Unfair dismissal law – An LRD guide for union reps (December 2023)

Chapter 7

7. Constructive dismissal

[page 73]

A constructive dismissal takes place when an employee resigns in response to conduct by their employer that amounts to a fundamental breach of contract.

Employees can give their full contractual notice before resigning and still claim constructive unfair dismissal, so long as their resignation is in response to the employer’s fundamental breach of contract (section 95(1)(c), ERA 96).

Bringing a claim of unfair dismissal (“unfair constructive dismissal”) requires the employee to establish as a first step that they have been constructively dismissed, which involves three elements:

• that the employer has fundamentally breached the employment contract;

• that the employee has resigned in response to that breach; and

• that the employee has not “affirmed the contract” (waived the breach).

The usual two years’ service (one year in Northern Ireland) applies to claims of unfair constructive dismissal, but a discriminatory constructive dismissal does not require the two years’ qualifying service (Davies v EE Ltd [2022] EAT 191).
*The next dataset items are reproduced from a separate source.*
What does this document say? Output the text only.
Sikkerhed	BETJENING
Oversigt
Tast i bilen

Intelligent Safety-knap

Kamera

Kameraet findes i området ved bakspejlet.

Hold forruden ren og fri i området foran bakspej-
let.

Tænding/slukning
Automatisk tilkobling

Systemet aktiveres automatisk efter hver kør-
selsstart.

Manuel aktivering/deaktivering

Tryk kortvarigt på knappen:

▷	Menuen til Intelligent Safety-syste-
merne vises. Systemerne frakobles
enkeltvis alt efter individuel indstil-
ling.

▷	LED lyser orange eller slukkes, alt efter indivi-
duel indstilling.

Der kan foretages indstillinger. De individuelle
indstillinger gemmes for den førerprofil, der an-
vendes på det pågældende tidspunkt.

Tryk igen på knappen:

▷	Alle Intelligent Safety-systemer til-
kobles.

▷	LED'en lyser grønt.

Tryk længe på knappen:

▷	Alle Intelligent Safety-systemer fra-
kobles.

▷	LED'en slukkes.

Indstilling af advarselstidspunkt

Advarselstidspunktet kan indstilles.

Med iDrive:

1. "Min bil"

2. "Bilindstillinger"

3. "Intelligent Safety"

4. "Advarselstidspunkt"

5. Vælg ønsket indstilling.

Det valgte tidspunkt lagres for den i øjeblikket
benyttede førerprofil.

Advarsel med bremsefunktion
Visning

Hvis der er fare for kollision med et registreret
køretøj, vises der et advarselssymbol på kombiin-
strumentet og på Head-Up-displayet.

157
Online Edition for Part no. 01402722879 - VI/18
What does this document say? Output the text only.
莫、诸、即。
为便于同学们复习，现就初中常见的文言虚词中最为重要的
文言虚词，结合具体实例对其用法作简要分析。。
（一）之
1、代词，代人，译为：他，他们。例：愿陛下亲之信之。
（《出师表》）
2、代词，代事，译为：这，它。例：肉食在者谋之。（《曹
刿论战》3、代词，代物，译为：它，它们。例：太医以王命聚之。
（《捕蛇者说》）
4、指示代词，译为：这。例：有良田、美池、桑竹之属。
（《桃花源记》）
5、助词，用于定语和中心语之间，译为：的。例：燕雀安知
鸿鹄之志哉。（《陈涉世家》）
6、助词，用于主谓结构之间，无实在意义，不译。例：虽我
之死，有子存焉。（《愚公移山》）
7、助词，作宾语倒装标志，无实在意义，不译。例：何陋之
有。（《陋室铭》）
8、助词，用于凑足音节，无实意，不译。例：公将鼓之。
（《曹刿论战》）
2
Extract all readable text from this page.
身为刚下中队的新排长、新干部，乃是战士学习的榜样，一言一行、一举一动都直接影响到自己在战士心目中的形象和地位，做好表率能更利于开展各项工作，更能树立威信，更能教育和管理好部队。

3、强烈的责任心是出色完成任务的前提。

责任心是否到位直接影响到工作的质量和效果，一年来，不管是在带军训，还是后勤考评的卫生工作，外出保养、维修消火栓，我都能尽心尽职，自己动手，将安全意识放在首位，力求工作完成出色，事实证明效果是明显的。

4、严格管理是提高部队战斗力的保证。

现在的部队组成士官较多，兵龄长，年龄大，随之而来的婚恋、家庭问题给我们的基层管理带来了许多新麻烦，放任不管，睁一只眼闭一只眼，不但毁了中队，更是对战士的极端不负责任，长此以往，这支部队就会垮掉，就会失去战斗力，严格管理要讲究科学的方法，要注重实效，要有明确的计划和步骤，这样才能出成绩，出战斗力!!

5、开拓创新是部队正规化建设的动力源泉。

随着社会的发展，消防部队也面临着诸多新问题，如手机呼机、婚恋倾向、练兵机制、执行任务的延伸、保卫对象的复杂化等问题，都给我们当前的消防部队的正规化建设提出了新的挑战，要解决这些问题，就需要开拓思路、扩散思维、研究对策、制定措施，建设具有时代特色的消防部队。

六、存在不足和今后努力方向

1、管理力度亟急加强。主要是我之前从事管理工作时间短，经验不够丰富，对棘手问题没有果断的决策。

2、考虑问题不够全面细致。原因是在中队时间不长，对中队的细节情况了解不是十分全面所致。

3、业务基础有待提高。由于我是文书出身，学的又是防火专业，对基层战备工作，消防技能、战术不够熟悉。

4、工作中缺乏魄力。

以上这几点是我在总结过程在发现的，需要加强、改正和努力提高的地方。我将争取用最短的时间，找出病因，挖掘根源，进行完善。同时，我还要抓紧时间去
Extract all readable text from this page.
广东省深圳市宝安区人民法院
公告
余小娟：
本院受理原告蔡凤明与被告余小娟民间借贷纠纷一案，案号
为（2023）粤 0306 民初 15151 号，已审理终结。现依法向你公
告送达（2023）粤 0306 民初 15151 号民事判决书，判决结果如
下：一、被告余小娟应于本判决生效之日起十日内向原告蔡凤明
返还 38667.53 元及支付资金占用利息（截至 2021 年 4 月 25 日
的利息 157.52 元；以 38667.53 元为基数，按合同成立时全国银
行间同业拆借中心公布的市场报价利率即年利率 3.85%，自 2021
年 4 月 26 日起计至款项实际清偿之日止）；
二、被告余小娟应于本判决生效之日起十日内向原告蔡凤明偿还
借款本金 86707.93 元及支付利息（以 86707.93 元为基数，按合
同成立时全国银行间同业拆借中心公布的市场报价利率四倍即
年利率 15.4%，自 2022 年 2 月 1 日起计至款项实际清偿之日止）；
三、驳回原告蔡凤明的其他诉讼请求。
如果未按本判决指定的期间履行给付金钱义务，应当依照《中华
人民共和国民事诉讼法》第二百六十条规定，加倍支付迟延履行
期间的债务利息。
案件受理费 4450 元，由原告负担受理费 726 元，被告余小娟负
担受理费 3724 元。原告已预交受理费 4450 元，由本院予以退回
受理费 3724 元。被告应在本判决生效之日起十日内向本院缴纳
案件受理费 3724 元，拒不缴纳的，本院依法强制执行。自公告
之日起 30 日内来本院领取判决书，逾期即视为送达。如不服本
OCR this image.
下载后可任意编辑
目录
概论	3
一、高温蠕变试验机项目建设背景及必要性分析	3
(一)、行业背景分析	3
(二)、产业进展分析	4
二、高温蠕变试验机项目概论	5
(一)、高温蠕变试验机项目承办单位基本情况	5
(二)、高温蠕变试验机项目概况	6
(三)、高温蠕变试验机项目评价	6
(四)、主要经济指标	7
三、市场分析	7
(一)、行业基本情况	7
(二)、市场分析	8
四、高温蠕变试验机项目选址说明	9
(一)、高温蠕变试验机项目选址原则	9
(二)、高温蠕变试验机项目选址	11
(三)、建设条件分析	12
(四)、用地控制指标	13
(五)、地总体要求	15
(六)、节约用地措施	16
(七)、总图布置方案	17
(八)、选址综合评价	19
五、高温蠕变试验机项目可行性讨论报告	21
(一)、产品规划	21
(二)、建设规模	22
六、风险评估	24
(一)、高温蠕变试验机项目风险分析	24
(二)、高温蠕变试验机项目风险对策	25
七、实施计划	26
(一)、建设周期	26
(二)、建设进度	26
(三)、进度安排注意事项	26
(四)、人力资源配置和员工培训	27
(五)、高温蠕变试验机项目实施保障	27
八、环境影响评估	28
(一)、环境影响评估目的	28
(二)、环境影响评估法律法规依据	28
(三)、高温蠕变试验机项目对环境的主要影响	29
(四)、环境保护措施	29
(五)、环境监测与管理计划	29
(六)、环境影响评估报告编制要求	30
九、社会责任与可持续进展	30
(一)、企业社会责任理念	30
Section 39(7)(b) of the Equality Act 2010 (EqA 10) specifies that discriminatory conduct can include dismissal.

Once a claimant has established that there was a constructive dismissal, there is still a question of reasonableness for the tribunal to decide. Although it is almost invariably the case that a constructive dismissal will be unfair, this is not necessarily the case – see page 78 under “Fairness”.